I remember Trump’s inauguration on January 20, 2017 as if it were yesterday. As Hillary Clinton was introduced, some in the crowd booed and yelled some comments that, to say the least, were unflattering. Others in the crowd criticized the hecklers, to which the latter responded “freedom of speech!” True, the First Amendment does indeed guarantee people the right to be jerks, but that doesn’t mean they should exploit that opportunity. This is where kindness is sorely lacking.
Another prime example of the kindness void is comparing the national reaction to 9/11 20 years ago and the COVID crisis now. In fact, one can argue that COVID has far more negatively impacted America as a whole than 9/11 ever did (even though both were awful phenomena), and yet COVID simply stopped an angry nation in its tracks momentarily, much like a temporarily wounded predator, but once everyone learned to make the adjustments, the ugliness resumed.
It is easy to fault Trump for all of that, and surely he is not blameless. But the unhinged, venomous vitriol hurled not merely at Trump but also at his supporters by the left is at least as ugly. To modify a comment the president once made: “there are some very despicable people on both sides.”
How, then, can we separate Trumpism from unkindness? By looking at Trump’s message of “being tough.” He means in terms of foreign policy, politically, economically, and militarily. By sticking to one’s principles and making bold decisions. By not succumbing to public pressure or chasing polls. Just as Trump was wrong to have equated “kinder” and “gentler” with being weak, so too are those who attribute Trump’s steely resolve to mean-spiritedness.
I hope that whoever is sworn in as president on January 20 possesses the necessary toughness in droves to protect America’s interests and to leverage its lone superpower status to accomplish worthwhile goals. As I’ve often written: the strongest kid in the schoolyard shouldn’t bully the other kids, but should flex his muscles and strut with authority so that no one dares to mess with him.

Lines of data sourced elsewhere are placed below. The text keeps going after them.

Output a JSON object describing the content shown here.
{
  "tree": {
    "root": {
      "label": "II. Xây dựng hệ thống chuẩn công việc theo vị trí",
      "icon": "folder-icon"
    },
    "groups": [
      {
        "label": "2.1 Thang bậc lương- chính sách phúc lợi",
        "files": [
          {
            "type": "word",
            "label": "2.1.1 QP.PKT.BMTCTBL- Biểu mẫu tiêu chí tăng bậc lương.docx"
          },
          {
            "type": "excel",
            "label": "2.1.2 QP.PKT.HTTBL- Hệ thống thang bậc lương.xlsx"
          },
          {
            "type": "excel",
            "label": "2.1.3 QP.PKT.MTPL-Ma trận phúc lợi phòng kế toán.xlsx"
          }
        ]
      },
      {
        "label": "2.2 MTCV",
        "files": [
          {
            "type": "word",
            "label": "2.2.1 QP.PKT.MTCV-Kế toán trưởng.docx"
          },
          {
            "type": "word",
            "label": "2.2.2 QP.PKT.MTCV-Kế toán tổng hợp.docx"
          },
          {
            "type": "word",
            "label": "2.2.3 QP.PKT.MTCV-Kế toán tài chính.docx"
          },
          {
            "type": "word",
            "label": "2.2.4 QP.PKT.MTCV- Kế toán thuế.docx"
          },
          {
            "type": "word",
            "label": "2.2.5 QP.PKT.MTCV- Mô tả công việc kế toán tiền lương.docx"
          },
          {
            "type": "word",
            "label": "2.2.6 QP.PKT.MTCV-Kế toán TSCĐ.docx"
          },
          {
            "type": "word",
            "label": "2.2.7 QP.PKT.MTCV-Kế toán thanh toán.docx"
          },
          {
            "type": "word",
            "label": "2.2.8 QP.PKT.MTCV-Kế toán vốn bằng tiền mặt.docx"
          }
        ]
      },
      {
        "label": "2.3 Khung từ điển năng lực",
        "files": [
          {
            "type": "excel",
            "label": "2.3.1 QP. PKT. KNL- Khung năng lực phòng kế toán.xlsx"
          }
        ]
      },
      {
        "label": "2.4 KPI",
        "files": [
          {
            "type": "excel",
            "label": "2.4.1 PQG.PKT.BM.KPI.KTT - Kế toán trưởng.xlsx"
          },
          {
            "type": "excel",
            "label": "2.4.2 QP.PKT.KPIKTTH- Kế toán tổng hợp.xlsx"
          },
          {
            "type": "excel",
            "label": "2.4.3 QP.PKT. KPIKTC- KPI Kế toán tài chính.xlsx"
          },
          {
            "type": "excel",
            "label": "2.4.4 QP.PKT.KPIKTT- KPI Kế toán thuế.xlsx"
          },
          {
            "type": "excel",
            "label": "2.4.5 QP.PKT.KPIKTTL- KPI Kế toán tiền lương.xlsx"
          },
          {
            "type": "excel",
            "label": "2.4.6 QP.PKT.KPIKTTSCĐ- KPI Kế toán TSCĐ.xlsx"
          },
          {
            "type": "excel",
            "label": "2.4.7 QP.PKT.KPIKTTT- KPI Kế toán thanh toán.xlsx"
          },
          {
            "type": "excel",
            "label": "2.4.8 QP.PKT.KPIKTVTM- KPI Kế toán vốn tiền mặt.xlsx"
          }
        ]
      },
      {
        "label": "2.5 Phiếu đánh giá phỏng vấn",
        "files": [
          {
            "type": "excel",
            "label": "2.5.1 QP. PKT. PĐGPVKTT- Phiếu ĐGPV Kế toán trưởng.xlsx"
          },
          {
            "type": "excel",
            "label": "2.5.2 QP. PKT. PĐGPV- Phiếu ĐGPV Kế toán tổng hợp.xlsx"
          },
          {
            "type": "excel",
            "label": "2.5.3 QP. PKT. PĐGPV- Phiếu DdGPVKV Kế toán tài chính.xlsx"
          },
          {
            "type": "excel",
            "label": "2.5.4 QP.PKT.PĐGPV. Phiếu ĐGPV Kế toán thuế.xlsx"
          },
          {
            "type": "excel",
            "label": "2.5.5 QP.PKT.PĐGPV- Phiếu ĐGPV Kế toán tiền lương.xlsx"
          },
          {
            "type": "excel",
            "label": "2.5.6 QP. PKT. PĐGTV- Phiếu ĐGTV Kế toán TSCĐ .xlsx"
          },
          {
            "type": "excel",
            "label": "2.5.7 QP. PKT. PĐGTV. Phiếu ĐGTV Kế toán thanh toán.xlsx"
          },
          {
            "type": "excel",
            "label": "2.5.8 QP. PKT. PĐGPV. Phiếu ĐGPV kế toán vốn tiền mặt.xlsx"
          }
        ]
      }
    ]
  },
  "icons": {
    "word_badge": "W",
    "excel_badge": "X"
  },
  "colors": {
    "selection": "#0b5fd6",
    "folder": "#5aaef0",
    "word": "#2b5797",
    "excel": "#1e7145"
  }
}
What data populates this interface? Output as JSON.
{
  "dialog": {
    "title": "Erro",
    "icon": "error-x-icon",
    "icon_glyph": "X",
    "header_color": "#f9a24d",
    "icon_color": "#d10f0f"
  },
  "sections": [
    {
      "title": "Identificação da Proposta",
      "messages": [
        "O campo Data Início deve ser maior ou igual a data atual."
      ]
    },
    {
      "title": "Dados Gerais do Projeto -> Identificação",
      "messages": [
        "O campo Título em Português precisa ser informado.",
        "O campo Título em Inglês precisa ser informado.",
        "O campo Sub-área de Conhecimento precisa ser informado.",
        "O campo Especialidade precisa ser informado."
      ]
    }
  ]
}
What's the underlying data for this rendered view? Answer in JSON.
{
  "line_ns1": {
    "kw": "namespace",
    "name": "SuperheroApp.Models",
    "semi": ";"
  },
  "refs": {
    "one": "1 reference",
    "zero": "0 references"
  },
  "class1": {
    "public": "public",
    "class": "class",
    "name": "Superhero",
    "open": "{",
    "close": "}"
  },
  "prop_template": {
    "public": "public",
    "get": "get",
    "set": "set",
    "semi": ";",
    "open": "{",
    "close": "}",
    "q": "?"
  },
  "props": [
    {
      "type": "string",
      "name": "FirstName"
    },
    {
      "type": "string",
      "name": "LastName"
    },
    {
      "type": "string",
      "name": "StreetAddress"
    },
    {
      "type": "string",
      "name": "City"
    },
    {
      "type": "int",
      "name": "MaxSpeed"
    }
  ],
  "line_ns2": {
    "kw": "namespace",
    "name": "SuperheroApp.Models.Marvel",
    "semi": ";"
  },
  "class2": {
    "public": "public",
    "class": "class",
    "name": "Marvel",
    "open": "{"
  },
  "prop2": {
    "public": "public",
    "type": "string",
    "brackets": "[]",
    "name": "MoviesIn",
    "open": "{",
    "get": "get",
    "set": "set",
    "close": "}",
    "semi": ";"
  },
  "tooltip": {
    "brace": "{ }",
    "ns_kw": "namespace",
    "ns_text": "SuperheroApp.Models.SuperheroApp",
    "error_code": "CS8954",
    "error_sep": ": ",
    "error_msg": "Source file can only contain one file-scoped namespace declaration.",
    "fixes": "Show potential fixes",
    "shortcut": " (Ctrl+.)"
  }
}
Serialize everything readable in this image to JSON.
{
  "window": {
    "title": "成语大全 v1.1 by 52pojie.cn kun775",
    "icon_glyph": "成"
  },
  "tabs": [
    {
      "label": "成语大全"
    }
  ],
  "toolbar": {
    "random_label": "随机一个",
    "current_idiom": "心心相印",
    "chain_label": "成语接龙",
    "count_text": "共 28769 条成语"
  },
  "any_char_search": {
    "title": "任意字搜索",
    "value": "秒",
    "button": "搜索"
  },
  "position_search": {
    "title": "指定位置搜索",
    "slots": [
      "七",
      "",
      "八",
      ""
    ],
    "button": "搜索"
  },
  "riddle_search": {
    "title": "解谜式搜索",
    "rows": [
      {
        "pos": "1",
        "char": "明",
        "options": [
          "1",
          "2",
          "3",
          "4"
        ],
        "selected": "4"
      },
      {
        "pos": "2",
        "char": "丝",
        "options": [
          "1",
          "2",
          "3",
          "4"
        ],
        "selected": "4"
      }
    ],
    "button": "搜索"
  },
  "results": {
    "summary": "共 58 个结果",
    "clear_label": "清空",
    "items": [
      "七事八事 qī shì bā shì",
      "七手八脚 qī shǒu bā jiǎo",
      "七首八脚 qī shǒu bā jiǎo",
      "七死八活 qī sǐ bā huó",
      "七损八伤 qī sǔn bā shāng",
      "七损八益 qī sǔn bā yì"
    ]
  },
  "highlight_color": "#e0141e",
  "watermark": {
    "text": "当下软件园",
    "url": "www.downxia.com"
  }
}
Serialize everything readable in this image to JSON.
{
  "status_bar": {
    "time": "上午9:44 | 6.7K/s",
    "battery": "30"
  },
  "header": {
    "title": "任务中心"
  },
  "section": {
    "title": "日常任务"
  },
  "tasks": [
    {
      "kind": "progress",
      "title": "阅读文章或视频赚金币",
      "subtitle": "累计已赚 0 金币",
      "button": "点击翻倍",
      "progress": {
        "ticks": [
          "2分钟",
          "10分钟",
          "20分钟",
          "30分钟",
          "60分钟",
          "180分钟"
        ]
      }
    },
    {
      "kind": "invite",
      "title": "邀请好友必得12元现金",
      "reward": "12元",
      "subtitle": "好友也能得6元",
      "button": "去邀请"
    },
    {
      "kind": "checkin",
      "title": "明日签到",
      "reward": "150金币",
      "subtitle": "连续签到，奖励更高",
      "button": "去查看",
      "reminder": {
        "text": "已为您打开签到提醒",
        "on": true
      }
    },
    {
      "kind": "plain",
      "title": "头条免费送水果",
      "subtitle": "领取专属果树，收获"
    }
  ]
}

But we need more kindness in droves too. In 2021, I plan to spend more time helping to spread the good word of the Random Acts of Kindness (RAK) Foundation, whose mission is to “make kindness the norm in our schools, workplaces, homes, and communities.” Its website is randomactsofkindness.org. Another is kindcotton.com which, among other things, produces apparel and masks with the saying “Just Be Kind.” I’ve gotten so many compliments about that mask, which is truly heartwarming, as each kind word helps to bottle up a little cruelty and thrust it far away into outer space.